Per questo motivo sia il consigliere di minoranza Giuliano Di Prete che il consigliere di opposizione Angela Tribini avevano fortemente contestato sull'assenza di una programmazione di interventi da parte dell'amministrazione comunale. Molte le segnalazioni che gli esponenti di opposizione hanno ricevuto da parte dei cittadini.

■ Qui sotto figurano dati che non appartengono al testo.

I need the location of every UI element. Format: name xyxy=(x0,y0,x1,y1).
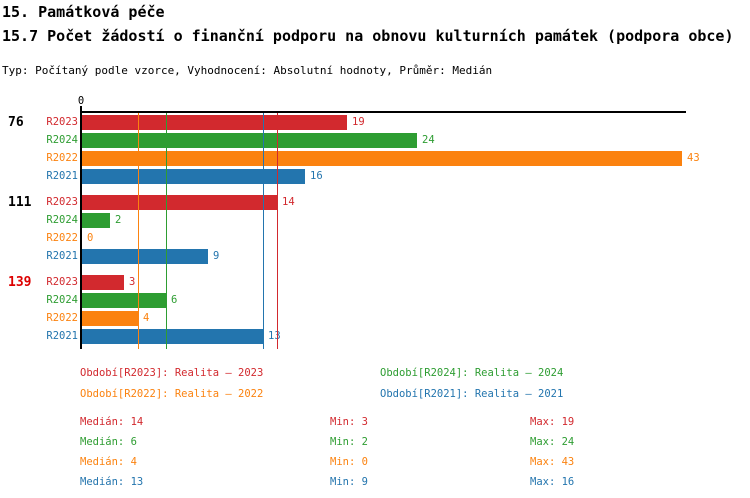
bar-row-label-r2024: R2024 xyxy=(46,134,78,146)
bar-value-label: 43 xyxy=(687,152,700,164)
bar-row-label-r2022: R2022 xyxy=(46,152,78,164)
median-line-r2023 xyxy=(277,111,278,349)
bar-r2021 xyxy=(82,329,263,344)
group-total-label: 76 xyxy=(8,115,24,130)
median-line-r2021 xyxy=(263,111,264,349)
x-axis-line xyxy=(80,111,686,113)
stat-median-r2024: Medián: 6 xyxy=(80,436,137,448)
bar-row-label-r2022: R2022 xyxy=(46,312,78,324)
legend-item-r2022: Období[R2022]: Realita – 2022 xyxy=(80,388,264,400)
group-total-label: 111 xyxy=(8,195,32,210)
stat-median-r2021: Medián: 13 xyxy=(80,476,144,488)
bar-row-label-r2024: R2024 xyxy=(46,294,78,306)
stat-max-r2023: Max: 19 xyxy=(530,416,575,428)
bar-r2023 xyxy=(82,195,277,210)
bar-r2022 xyxy=(82,151,682,166)
stat-min-r2023: Min: 3 xyxy=(330,416,368,428)
bar-row-label-r2021: R2021 xyxy=(46,330,78,342)
bar-value-label: 16 xyxy=(310,170,323,182)
bar-row-label-r2022: R2022 xyxy=(46,232,78,244)
chapter-title: 15. Památková péče xyxy=(2,3,165,21)
bar-row-label-r2023: R2023 xyxy=(46,276,78,288)
bar-r2021 xyxy=(82,249,208,264)
bar-value-label: 2 xyxy=(115,214,122,226)
legend-item-r2021: Období[R2021]: Realita – 2021 xyxy=(380,388,564,400)
page-title: 15.7 Počet žádostí o finanční podporu na… xyxy=(2,27,734,45)
bar-r2021 xyxy=(82,169,305,184)
bar-row-label-r2021: R2021 xyxy=(46,250,78,262)
bar-value-label: 13 xyxy=(268,330,281,342)
bar-row-label-r2021: R2021 xyxy=(46,170,78,182)
stat-max-r2022: Max: 43 xyxy=(530,456,575,468)
bar-row-label-r2023: R2023 xyxy=(46,116,78,128)
bar-value-label: 19 xyxy=(352,116,365,128)
bar-value-label: 6 xyxy=(171,294,178,306)
bar-r2023 xyxy=(82,115,347,130)
bar-value-label: 3 xyxy=(129,276,136,288)
bar-r2024 xyxy=(82,133,417,148)
bar-value-label: 14 xyxy=(282,196,295,208)
median-line-r2022 xyxy=(138,111,139,349)
bar-r2023 xyxy=(82,275,124,290)
bar-value-label: 4 xyxy=(143,312,150,324)
bar-row-label-r2023: R2023 xyxy=(46,196,78,208)
bar-value-label: 0 xyxy=(87,232,94,244)
stat-median-r2022: Medián: 4 xyxy=(80,456,137,468)
legend-item-r2023: Období[R2023]: Realita – 2023 xyxy=(80,367,264,379)
x-axis-zero-label: 0 xyxy=(77,95,85,107)
bar-r2022 xyxy=(82,311,138,326)
group-total-label: 139 xyxy=(8,275,32,290)
legend-item-r2024: Období[R2024]: Realita – 2024 xyxy=(380,367,564,379)
stat-max-r2021: Max: 16 xyxy=(530,476,575,488)
bar-value-label: 9 xyxy=(213,250,220,262)
stat-median-r2023: Medián: 14 xyxy=(80,416,144,428)
chart-meta-line: Typ: Počítaný podle vzorce, Vyhodnocení:… xyxy=(2,64,493,77)
stat-min-r2021: Min: 9 xyxy=(330,476,368,488)
stat-min-r2024: Min: 2 xyxy=(330,436,368,448)
bar-r2024 xyxy=(82,213,110,228)
y-axis-line xyxy=(80,106,82,349)
bar-row-label-r2024: R2024 xyxy=(46,214,78,226)
stat-max-r2024: Max: 24 xyxy=(530,436,575,448)
bar-r2024 xyxy=(82,293,166,308)
median-line-r2024 xyxy=(166,111,167,349)
stat-min-r2022: Min: 0 xyxy=(330,456,368,468)
bar-value-label: 24 xyxy=(422,134,435,146)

La situazione più difficile si vive nelle zone periferiche, quelle di campagna dove il manto stradale è totalmente disconnesso oltre alla presenza di buche che rendono il transito delle automobili difficile e, a tratti, anche pericoloso. E nei giorni scorsi il consigliere di minoranza Angela Tribini è tornata sull'argomento chiedendo interventi urgenti di messa in sicurezza anche per altre strade della città di Pontecorvo «È per me di fondamentale importanza avere un dialogo costante ed efficace con tutti i cittadini pontecorvesi, con l'ascolto e la condivisione delle problematiche del territorio», ha affermato l'esponente di opposizione.

La situazione è stata illustrata dal consigliere di minoranza Angela Tribini in una nota trasmessa al sindaco di Pontecorvo Anselmo Rotondo oltre che ai diversi responsabili degli uffici comunali e, anche, alla polizia municipale. Nella nota sottolinea che avendo «ricevuto diverse segnalazioni da parte dei cittadini residenti di via Panacci Melfi di Sopra, in merito alle condizioni in cui versa la strada, divenuta priva dei requisiti di sicurezza e di incolumità dei cittadini che vi transitano quotidianamente chiedo di attivarsi con urgenza al ripristino della messa in sicurezza della strada».

Nella stessa nota il consigliere di minoranza sottolinea anche che la «carenza di manutenzione ha determinato una pavimentazione stradale dissestata da non più garantire la sicurezza stradale e l'incolumità dei cittadini».